Configuring text extraction for document classes

Enable persistent text extraction for any document class that you want to process with the Content Assistant service.

Configuring text extraction for document classes for CPE V5.5.12 and earlier

You can enable text extraction for any document class when you create a subscription for the text extraction event.

About this task

By default, a document class is not enabled for persistent text extraction. You need to create a document class subscription for persistent text extraction. After you create the subscription, text is automatically extracted from any new documents that are added to the object store, which belong to the subscribed document class. However, you need to run a custom sweep job to extract text for existing documents that were added to the object store before the subscription was created.

Procedure

  1. In the Administration Console for Content Platform Engine (ACCE), go to the object store where you want to enable text extraction.
  2. Go to Data Design > Classes > Document and select a document class.
    You can select a document class that subscribes to the text extraction event action.
  3. For the selected class, click Actions > New subscription.
  4. Enter a subscription name and click Next.
    For example, you can enter Document-Text Extraction as the subscription name.
  5. Select the subscription behavior Scope value as Applies to all objects of this class and click Next.
    Leave other properties as default values.
  6. Select Checkin Event and Update Event as events that trigger the subscription and click Next.
  7. Select Text Extraction Event Action as the event action for the subscription and click Next.
  8. Specify the values for additional options.
    1. Set the initial state as Enable the subscription.
    2. Select Include subclasses if you want to enable text extraction for all sub-classes of the parent class.
      Tip: If you want to enable persistent text extraction for the Document class along with subclasses, create the subscription for the Document base class and select Include sub-classes.
    3. Set Run synchronously as the subscription run mode.
    4. Leave other fields blank and click Next.
  9. Click Finish to create the subscription for text extraction.
  10. Repeat the process for all document classes where you want to enable persistent text extraction.

What to do next

If you want to configure text extraction for existing documents that were already added to the object store, see the topic Running a custom text extraction sweep for existing documents.

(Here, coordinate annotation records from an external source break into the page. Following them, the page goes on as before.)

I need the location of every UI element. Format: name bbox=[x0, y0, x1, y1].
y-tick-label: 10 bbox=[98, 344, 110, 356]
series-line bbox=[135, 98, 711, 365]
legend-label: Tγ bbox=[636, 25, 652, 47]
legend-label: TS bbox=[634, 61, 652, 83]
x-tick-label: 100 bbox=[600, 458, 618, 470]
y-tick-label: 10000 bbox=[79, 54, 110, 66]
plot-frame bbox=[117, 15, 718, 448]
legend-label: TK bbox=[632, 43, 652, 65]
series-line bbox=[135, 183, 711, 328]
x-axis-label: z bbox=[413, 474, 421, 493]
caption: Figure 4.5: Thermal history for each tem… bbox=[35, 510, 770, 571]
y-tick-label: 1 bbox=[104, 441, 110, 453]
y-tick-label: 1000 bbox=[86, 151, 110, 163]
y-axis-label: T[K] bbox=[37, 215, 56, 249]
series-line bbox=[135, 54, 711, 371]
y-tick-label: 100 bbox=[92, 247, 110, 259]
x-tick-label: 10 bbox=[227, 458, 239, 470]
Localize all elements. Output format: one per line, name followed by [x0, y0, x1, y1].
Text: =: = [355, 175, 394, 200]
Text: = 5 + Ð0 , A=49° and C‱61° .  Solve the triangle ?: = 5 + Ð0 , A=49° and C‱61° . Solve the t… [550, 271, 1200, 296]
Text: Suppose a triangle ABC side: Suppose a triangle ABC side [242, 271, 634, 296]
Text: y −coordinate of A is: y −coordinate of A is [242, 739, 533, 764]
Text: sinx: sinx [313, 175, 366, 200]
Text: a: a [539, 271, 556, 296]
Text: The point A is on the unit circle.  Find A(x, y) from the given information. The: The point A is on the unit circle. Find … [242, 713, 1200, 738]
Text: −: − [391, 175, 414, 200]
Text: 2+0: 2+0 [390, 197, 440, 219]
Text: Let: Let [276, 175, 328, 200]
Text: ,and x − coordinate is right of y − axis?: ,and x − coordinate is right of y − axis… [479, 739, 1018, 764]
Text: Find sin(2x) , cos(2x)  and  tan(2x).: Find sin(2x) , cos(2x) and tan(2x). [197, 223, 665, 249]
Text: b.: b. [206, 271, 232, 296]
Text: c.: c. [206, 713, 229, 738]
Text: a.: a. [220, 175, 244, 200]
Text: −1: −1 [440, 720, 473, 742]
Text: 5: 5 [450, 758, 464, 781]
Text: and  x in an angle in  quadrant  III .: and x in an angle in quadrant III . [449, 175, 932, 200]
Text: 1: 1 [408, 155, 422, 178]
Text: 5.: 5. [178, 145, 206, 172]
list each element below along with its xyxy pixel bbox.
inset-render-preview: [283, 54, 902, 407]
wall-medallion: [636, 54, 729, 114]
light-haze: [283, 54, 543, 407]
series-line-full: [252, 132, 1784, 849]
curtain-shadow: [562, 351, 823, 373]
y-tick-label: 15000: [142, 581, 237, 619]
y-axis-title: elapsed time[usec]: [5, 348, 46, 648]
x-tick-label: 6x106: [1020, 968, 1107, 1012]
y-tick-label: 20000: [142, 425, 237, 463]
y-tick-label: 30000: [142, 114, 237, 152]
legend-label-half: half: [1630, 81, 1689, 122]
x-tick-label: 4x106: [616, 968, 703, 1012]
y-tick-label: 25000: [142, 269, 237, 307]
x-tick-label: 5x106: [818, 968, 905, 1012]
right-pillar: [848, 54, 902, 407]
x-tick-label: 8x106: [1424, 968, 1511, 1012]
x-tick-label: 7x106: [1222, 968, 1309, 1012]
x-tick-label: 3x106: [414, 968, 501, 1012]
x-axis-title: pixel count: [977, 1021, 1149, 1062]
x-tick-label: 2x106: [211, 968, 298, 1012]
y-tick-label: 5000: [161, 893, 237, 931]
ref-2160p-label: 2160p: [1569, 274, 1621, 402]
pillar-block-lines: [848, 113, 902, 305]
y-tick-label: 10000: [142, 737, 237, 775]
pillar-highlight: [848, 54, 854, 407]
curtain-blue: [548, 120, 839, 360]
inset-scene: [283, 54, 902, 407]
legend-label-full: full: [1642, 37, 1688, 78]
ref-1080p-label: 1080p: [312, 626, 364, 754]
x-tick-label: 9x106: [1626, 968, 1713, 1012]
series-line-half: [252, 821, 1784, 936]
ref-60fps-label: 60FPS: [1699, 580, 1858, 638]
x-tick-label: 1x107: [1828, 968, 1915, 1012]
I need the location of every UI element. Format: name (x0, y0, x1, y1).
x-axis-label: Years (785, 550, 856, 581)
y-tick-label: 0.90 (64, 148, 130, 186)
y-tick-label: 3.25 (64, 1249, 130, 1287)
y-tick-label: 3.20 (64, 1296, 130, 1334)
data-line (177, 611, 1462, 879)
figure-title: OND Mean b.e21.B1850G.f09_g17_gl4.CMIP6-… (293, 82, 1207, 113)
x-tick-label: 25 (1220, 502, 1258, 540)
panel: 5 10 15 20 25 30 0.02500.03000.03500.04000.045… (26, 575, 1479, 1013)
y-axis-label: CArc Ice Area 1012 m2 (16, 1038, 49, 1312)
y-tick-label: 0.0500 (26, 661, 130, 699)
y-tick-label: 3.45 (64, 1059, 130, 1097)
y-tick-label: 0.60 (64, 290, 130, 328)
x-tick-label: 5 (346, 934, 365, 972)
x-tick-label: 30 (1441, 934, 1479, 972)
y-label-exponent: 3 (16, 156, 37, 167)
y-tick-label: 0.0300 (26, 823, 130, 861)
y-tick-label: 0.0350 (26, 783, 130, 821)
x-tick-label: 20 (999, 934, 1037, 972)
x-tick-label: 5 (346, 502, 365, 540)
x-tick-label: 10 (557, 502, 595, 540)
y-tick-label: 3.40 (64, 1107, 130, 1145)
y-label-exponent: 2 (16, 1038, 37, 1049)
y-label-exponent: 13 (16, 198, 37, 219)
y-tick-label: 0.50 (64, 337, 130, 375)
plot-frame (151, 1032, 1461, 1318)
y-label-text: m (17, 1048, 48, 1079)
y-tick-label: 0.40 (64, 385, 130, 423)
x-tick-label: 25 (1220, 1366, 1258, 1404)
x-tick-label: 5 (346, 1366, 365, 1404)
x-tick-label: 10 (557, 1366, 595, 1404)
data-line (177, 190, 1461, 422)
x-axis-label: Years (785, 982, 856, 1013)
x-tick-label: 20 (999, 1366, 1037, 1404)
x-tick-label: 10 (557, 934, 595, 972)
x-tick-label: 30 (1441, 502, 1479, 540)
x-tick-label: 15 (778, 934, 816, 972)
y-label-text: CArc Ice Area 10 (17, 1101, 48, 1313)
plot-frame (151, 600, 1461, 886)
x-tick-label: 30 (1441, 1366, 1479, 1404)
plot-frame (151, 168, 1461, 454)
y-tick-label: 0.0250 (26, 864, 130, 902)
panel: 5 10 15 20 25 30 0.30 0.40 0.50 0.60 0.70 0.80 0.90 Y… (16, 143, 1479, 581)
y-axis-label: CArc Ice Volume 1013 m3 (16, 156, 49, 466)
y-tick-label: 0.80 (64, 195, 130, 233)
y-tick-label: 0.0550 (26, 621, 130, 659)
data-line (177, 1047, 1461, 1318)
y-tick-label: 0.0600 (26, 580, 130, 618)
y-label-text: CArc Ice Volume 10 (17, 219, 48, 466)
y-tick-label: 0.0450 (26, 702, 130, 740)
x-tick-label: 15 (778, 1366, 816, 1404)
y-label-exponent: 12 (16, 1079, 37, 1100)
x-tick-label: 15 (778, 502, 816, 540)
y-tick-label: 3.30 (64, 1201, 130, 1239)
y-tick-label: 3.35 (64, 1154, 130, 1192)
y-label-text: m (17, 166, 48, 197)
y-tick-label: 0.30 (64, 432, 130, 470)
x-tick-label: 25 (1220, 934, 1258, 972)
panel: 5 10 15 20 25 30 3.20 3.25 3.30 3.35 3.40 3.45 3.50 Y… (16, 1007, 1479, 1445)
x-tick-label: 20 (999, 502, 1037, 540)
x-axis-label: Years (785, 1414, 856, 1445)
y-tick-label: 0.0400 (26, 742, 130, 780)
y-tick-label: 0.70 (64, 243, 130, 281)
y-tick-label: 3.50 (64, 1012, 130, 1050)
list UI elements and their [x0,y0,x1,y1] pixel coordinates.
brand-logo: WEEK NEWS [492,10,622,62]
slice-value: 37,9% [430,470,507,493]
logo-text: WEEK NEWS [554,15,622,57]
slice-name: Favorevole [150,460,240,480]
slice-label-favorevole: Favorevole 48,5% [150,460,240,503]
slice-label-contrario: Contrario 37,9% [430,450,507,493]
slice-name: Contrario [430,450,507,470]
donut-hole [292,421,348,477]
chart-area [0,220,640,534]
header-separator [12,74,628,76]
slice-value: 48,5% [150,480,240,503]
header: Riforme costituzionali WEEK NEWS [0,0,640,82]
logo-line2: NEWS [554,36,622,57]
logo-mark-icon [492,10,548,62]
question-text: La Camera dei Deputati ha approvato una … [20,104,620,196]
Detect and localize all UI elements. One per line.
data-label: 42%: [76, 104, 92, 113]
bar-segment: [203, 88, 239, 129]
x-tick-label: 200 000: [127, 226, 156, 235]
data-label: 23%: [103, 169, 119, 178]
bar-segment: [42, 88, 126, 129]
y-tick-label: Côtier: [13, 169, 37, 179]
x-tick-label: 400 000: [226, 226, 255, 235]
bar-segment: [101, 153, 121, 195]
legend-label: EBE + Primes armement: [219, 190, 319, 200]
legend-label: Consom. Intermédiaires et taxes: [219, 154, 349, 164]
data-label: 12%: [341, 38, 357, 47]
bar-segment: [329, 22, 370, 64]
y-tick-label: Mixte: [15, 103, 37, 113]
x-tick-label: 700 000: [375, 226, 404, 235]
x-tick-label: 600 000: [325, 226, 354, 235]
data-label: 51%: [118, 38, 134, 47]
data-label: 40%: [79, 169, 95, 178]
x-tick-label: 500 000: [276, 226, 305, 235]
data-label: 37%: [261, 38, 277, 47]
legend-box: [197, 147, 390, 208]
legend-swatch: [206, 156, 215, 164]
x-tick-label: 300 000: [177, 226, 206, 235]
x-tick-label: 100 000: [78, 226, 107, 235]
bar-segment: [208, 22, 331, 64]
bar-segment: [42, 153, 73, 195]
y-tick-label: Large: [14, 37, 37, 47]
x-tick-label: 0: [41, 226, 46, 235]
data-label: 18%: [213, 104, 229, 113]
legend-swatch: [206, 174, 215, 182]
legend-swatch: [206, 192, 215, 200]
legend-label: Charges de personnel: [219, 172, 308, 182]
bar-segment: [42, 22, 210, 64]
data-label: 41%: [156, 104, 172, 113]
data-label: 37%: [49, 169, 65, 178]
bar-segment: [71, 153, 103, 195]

Configuring text extraction for document classes for CPE V5.6 and later

Enable persistent text extraction for any document class that you want to process with the Content Assistant.

About this task

By default, a document class is not enabled for persistent text extraction. You can enable persistent text extraction for a document class. After you enable the feature, text is automatically extracted from any new documents that are added to the object store, which belong to the selected document class. However, you need to run a custom sweep job to extract text for existing documents that were added to the object store before the feature was enabled.
Tip: When you enable persistent text extraction for a class, the feature is applied to the document class and all subclasses.
  • If you want to extract text from all incoming documents, enable the persistent text extraction feature for the base Document class.
  • You can also extract text for all document classes and subclasses within a given subtree of classes. For example, if you enable text extraction for the 'Claims' document class, it also enables text extraction for the three document subclasses 'Auto Claims', 'Property Claims', 'Life Claims'.

Procedure

  1. In the Administration Console for Content Platform Engine (ACCE), go to the object store where you want to enable text extraction.
  2. Go to Data Design > Classes and select Document or any document subclass for which you want to enable persistent text extraction.
  3. In the right-pane, go to the General tab and select the Persistent Text Extracts enabled option.
    Note: If the Persistent Text Extracts enabled option is already selected and appears greyed out, review the option settings for the parent class.
  4. Click Save to persist the changes to the document class.

What to do next

If you want to configure text extraction for existing documents that were already added to the object store, see the topic Running a custom text extraction sweep for existing documents.